Clinically, our results offer a pragmatic approach when standing lateral radiographs are unavailable or nondiagnostic. This often occurs in trauma or preoperative settings, where a patient may undergo CT and MRI for injury or pathology evaluation before any standing films are obtained. Standard lateral cervical radiographs also often fail to visualize the C7 vertebra‘s lower endplate due to shoulder obstruction. Indeed, one study noted that only approximately 21% of cervical radiographs had a clear view of the T1 vertebral body [
14]. In these situations, surgeons often rely solely on supine CT or MRI for preoperative planning. By applying a simple Cobb angle threshold (≥0° on CT or >1.20° on MRI), clinicians can confidently rule out true kyphosis and proceed with surgical strategies without undue concern for occult malalignment.
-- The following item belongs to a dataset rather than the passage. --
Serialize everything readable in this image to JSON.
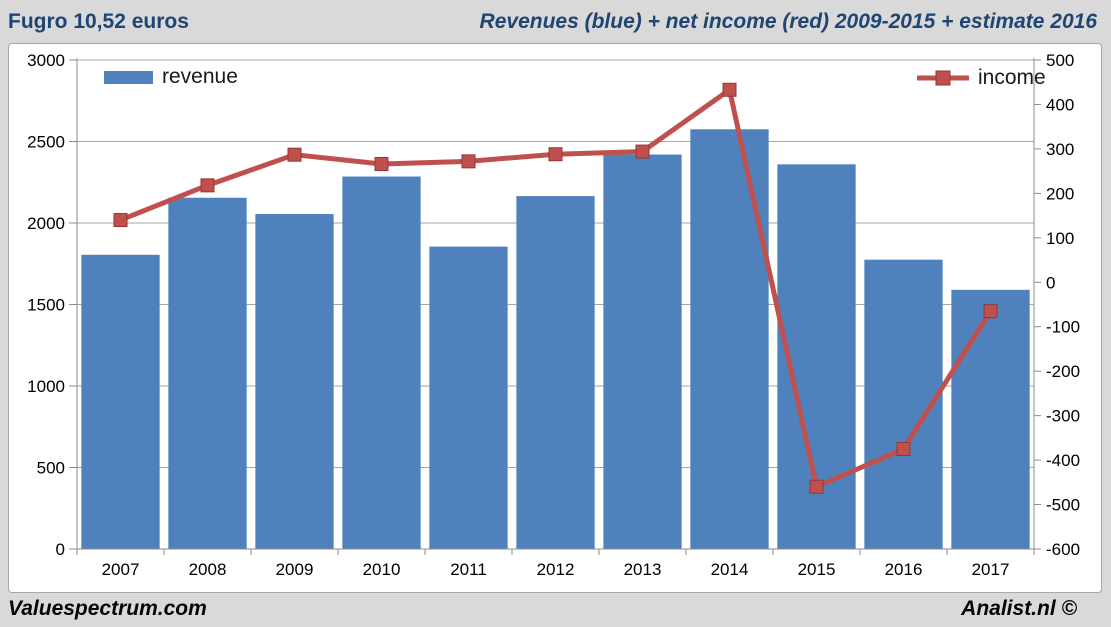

However, cases appearing kyphotic on supine imaging warrant confirmatory upright radiographs, given the lower positive predictive value.
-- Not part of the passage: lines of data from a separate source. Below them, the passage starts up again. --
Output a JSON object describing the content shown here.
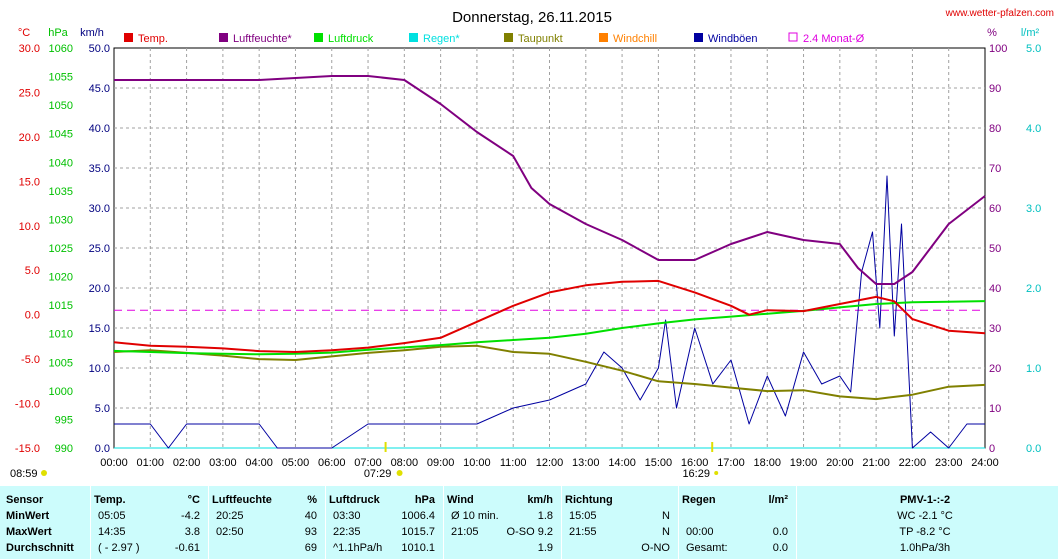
{
  "header": {
    "title": "Donnerstag, 26.11.2015",
    "site": "www.wetter-pfalzen.com",
    "units_left": [
      "°C",
      "hPa",
      "km/h"
    ],
    "units_right": [
      "%",
      "l/m²"
    ]
  },
  "legend": [
    {
      "label": "Temp.",
      "color": "#e00000"
    },
    {
      "label": "Luftfeuchte*",
      "color": "#800080"
    },
    {
      "label": "Luftdruck",
      "color": "#00e000"
    },
    {
      "label": "Regen*",
      "color": "#00e0e0"
    },
    {
      "label": "Taupunkt",
      "color": "#808000"
    },
    {
      "label": "Windchill",
      "color": "#ff8000"
    },
    {
      "label": "Windböen",
      "color": "#0000a0"
    },
    {
      "label": "2.4 Monat-Ø",
      "color": "#e000e0"
    }
  ],
  "sun": {
    "rise": "07:29",
    "set": "16:29",
    "prev_set": "08:59"
  },
  "chart_data": {
    "type": "line",
    "x_ticks": [
      "00:00",
      "01:00",
      "02:00",
      "03:00",
      "04:00",
      "05:00",
      "06:00",
      "07:00",
      "08:00",
      "09:00",
      "10:00",
      "11:00",
      "12:00",
      "13:00",
      "14:00",
      "15:00",
      "16:00",
      "17:00",
      "18:00",
      "19:00",
      "20:00",
      "21:00",
      "22:00",
      "23:00",
      "24:00"
    ],
    "axes": {
      "temp_c": {
        "min": -15,
        "max": 30,
        "ticks": [
          "30.0",
          "25.0",
          "20.0",
          "15.0",
          "10.0",
          "5.0",
          "0.0",
          "-5.0",
          "-10.0",
          "-15.0"
        ],
        "color": "#e00000"
      },
      "pressure_hpa": {
        "min": 990,
        "max": 1060,
        "ticks": [
          "1060",
          "1055",
          "1050",
          "1045",
          "1040",
          "1035",
          "1030",
          "1025",
          "1020",
          "1015",
          "1010",
          "1005",
          "1000",
          "995",
          "990"
        ],
        "color": "#00c000"
      },
      "wind_kmh": {
        "min": 0,
        "max": 50,
        "ticks": [
          "50.0",
          "45.0",
          "40.0",
          "35.0",
          "30.0",
          "25.0",
          "20.0",
          "15.0",
          "10.0",
          "5.0",
          "0.0"
        ],
        "color": "#000080"
      },
      "humidity_pct": {
        "min": 0,
        "max": 100,
        "ticks": [
          "100",
          "90",
          "80",
          "70",
          "60",
          "50",
          "40",
          "30",
          "20",
          "10",
          "0"
        ],
        "color": "#800080"
      },
      "rain_lm2": {
        "min": 0,
        "max": 5,
        "ticks": [
          "5.0",
          "4.0",
          "3.0",
          "2.0",
          "1.0",
          "0.0"
        ],
        "color": "#00c0c0"
      }
    },
    "grid": true,
    "monthly_avg_temp": 0.5,
    "series": [
      {
        "name": "Temp.",
        "axis": "temp_c",
        "color": "#e00000",
        "x": [
          0,
          1,
          2,
          3,
          4,
          5,
          6,
          7,
          8,
          9,
          10,
          11,
          12,
          13,
          14,
          15,
          16,
          17,
          17.5,
          18,
          19,
          20,
          21,
          21.5,
          22,
          23,
          24
        ],
        "y": [
          -3.1,
          -3.5,
          -3.6,
          -3.8,
          -4.1,
          -4.2,
          -4.0,
          -3.7,
          -3.2,
          -2.6,
          -0.8,
          1.0,
          2.5,
          3.3,
          3.7,
          3.8,
          2.5,
          1.0,
          0.0,
          0.5,
          0.4,
          1.2,
          2.0,
          1.5,
          -0.5,
          -1.8,
          -2.1
        ]
      },
      {
        "name": "Luftfeuchte*",
        "axis": "humidity_pct",
        "color": "#800080",
        "x": [
          0,
          1,
          2,
          3,
          4,
          5,
          6,
          7,
          8,
          9,
          10,
          11,
          11.5,
          12,
          13,
          14,
          15,
          16,
          17,
          18,
          19,
          20,
          20.5,
          21,
          21.5,
          22,
          23,
          24
        ],
        "y": [
          92,
          92,
          92,
          92,
          92,
          92.5,
          93,
          93,
          92,
          86,
          79,
          73,
          65,
          61,
          56,
          52,
          47,
          47,
          51,
          54,
          52,
          51,
          45,
          41,
          41,
          44,
          56,
          63
        ]
      },
      {
        "name": "Luftdruck",
        "axis": "pressure_hpa",
        "color": "#00e000",
        "x": [
          0,
          1,
          2,
          3,
          4,
          5,
          6,
          7,
          8,
          9,
          10,
          11,
          12,
          13,
          14,
          15,
          16,
          17,
          18,
          19,
          20,
          21,
          22,
          23,
          24
        ],
        "y": [
          1007.0,
          1006.8,
          1006.6,
          1006.5,
          1006.4,
          1006.5,
          1006.7,
          1007.2,
          1007.6,
          1008.0,
          1008.5,
          1008.9,
          1009.3,
          1010.0,
          1011.0,
          1011.8,
          1012.5,
          1013.0,
          1013.5,
          1014.0,
          1014.6,
          1015.2,
          1015.5,
          1015.6,
          1015.7
        ]
      },
      {
        "name": "Taupunkt",
        "axis": "temp_c",
        "color": "#808000",
        "x": [
          0,
          1,
          2,
          3,
          4,
          5,
          6,
          7,
          8,
          9,
          10,
          11,
          12,
          13,
          14,
          15,
          16,
          17,
          18,
          19,
          20,
          21,
          22,
          23,
          24
        ],
        "y": [
          -4.2,
          -4.0,
          -4.3,
          -4.6,
          -5.0,
          -5.1,
          -4.7,
          -4.3,
          -4.0,
          -3.6,
          -3.5,
          -4.2,
          -4.4,
          -5.3,
          -6.3,
          -7.5,
          -7.8,
          -8.2,
          -8.6,
          -8.5,
          -9.2,
          -9.5,
          -9.0,
          -8.1,
          -7.9
        ]
      },
      {
        "name": "Windböen",
        "axis": "wind_kmh",
        "color": "#0000a0",
        "x": [
          0,
          1,
          1.5,
          2,
          3,
          4,
          4.5,
          5,
          6,
          7,
          8,
          9,
          10,
          11,
          12,
          13,
          13.5,
          14,
          14.5,
          15,
          15.2,
          15.5,
          16,
          16.5,
          17,
          17.5,
          18,
          18.5,
          19,
          19.5,
          20,
          20.3,
          20.6,
          20.9,
          21.1,
          21.3,
          21.5,
          21.7,
          22,
          22.5,
          23,
          23.5,
          24
        ],
        "y": [
          3,
          3,
          0,
          3,
          3,
          3,
          0,
          0,
          0,
          3,
          3,
          3,
          3,
          5,
          6,
          8,
          12,
          10,
          6,
          10,
          16,
          5,
          15,
          8,
          11,
          3,
          9,
          4,
          12,
          8,
          9,
          7,
          22,
          27,
          15,
          34,
          14,
          28,
          0,
          2,
          0,
          3,
          3
        ]
      },
      {
        "name": "Regen*",
        "axis": "rain_lm2",
        "color": "#00e0e0",
        "x": [
          0,
          24
        ],
        "y": [
          0,
          0
        ]
      }
    ]
  },
  "stats": {
    "columns": [
      {
        "title": "Sensor",
        "unit": ""
      },
      {
        "title": "Temp.",
        "unit": "°C"
      },
      {
        "title": "Luftfeuchte",
        "unit": "%"
      },
      {
        "title": "Luftdruck",
        "unit": "hPa"
      },
      {
        "title": "Wind",
        "unit": "km/h"
      },
      {
        "title": "Richtung",
        "unit": ""
      },
      {
        "title": "Regen",
        "unit": "l/m²"
      },
      {
        "title": "PMV-1-:-2",
        "unit": ""
      }
    ],
    "rows": [
      {
        "label": "MinWert",
        "temp_time": "05:05",
        "temp_val": "-4.2",
        "hum_time": "20:25",
        "hum_val": "40",
        "press_time": "03:30",
        "press_val": "1006.4",
        "wind_time": "Ø 10 min.",
        "wind_val": "1.8",
        "dir_time": "15:05",
        "dir_val": "N",
        "rain_time": "",
        "rain_val": "",
        "pmv": "WC -2.1 °C"
      },
      {
        "label": "MaxWert",
        "temp_time": "14:35",
        "temp_val": "3.8",
        "hum_time": "02:50",
        "hum_val": "93",
        "press_time": "22:35",
        "press_val": "1015.7",
        "wind_time": "21:05",
        "wind_val": "O-SO 9.2",
        "dir_time": "21:55",
        "dir_val": "N",
        "rain_time": "00:00",
        "rain_val": "0.0",
        "pmv": "TP -8.2 °C"
      },
      {
        "label": "Durchschnitt",
        "temp_time": "( - 2.97 )",
        "temp_val": "-0.61",
        "hum_time": "",
        "hum_val": "69",
        "press_time": "^1.1hPa/h",
        "press_val": "1010.1",
        "wind_time": "",
        "wind_val": "1.9",
        "dir_time": "",
        "dir_val": "O-NO",
        "rain_time": "Gesamt:",
        "rain_val": "0.0",
        "pmv": "1.0hPa/3h"
      }
    ]
  }
}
Karabag et al. proposed that MRI images obtained using a 5 cm high headrest best represent standing direct radiographs in terms of lordosis angle measurement [
9]. However, in daily practice, physicians working in the periphery or in private practice usually do not know how the MRI images were taken. Moreover, they often have no opportunity to guide the technique used for the acquisition of these images. Therefore, we need to be able to form an opinion about how well MRI images obtained from various centers can represent standing direct radiographs, regardless of how they are taken. It is logical to think that this representation rate in such a situation is lower than when the imaging techniques are under our own control; however, this is the exact situation encountered in real life. In contrast to prior studies relying on a single scanner or institution [
8], our cohort comprised images acquired on a variety of platforms, both from patients admitted directly to our clinic and those referred from multiple centers. Although this approach introduces inter-scanner variability and could be seen as a limitation, it accurately reflects real-world imaging practices and therefore strengthens the external validity and generalizability of our findings.
This study had several limitations. Although we restricted the time interval between the imaging modalities to within one month, the possibility of day-to-day variation in patient posture and comfort remains. A patient’s pain level or muscle spasm on the day of imaging could have subtly influenced their posture; for instance, the lordosis measurement could have been affected if a patient was stiff during the X-ray but more relaxed during the MRI a week later. Second, this study did not report detailed clinical information, such as the patients’ weight/height and chief complaints, which may have affected the alignment. Third, our analysis focused on neutral alignment (the standard upright lateral view and the supine neutral position in CT/MRI). We did not evaluate dynamic alignment changes on flexion–extension radiographs.